From the January 1976 Playbill of Pacific Overtures, I found this amusing featurette written by Walter Vatter and wanted to give you a glimpse into the theatre of the period.
Clive Barnes on Carol Channing: “Who wouldn’t like her? It’s the only time in your life you enjoy being hit by a car with its headlights on!”
Elizabeth Ashley on Tennessee Williams: “Usually an actress looks at a script and thinks, how am I going to wrap my mouth around this junk. Not so with Tennessee.”
Rita Moreno on the matinee ladies: “Those blue-haired ladies have the dirtiest laughs in town.”
Nicholas Dante (author of A Chorus Line) on Michael Bennett (director): “He wanted to illustrate the humanism among the dancers in the gypsy community as well as the brutalism.”

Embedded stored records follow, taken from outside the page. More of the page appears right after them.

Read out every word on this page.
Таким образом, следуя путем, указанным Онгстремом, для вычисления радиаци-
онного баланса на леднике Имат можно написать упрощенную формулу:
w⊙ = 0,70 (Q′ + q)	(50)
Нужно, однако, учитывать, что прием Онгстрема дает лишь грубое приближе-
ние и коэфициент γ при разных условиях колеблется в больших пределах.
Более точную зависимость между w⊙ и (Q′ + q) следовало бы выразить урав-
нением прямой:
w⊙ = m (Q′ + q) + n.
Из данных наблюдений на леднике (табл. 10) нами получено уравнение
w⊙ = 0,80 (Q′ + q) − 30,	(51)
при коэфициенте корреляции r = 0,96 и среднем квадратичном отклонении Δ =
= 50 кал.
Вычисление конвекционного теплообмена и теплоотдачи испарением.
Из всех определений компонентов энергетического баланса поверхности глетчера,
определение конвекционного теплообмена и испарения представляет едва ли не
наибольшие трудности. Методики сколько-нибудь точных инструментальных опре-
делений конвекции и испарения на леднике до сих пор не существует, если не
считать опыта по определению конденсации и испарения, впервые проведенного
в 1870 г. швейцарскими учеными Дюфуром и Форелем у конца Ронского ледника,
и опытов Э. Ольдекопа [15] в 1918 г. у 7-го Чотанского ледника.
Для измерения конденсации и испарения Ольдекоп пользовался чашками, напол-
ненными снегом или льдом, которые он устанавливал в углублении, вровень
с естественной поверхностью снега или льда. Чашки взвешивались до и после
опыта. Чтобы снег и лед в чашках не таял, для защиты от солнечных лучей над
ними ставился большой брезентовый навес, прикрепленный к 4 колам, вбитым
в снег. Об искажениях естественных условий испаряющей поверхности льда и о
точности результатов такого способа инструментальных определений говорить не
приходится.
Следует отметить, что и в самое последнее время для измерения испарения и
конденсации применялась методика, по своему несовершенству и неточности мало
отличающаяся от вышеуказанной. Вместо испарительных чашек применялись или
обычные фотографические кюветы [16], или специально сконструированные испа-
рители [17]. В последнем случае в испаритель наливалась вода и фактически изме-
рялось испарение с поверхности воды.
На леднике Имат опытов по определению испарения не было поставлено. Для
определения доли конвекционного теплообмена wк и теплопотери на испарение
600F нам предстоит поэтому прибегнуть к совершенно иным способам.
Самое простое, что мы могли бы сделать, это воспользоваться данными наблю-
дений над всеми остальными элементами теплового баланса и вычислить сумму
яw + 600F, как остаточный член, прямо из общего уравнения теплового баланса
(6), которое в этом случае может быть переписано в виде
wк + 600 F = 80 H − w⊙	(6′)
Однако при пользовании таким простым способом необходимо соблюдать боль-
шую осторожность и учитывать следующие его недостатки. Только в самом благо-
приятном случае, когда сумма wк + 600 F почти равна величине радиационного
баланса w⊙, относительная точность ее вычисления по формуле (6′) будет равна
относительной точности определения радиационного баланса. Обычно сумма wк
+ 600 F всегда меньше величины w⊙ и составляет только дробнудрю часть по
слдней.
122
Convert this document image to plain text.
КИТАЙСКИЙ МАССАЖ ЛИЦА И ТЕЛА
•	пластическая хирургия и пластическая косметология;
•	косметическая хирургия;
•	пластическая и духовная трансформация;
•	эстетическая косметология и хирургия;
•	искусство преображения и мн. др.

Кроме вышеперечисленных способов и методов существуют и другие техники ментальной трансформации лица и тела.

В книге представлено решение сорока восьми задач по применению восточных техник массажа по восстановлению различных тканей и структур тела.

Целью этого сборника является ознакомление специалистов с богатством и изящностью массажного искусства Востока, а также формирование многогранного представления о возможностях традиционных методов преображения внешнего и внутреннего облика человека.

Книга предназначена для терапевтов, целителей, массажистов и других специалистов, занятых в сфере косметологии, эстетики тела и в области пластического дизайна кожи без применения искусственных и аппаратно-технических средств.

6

Julie Harris on the 30th anniversary of her career in the theatre – “It feels like it doesn’t belong to me.”
Morton Gottlieb (producer of Same Time, Next Year) on the city of Boston: “The Colonial is one of the most beautiful theatres in the world. I love the restaurants in Boston and Elliot Norton (Boston Record American) is a very fair critic – someone whose criticism is a big help.”
Geraldine Page on playwright (The Norman Conquests) Alan Ayckbourn: “The similarity between Ayckbourn and Neil Simon is that they both write a lot of plays and sometimes have two shows on the same street at the same time. And both of them have the same message – They want us to straighten out fast.”
Tom Stoppard (author of Travesties): on the theatre: “Theatre is a series of small or large ambushes.”
Clive Barnes on Clive Barnes: “God wanted me to become a critic because He wanted me to go to the theatre almost every night of my life, but He did not want me to buy tickets.”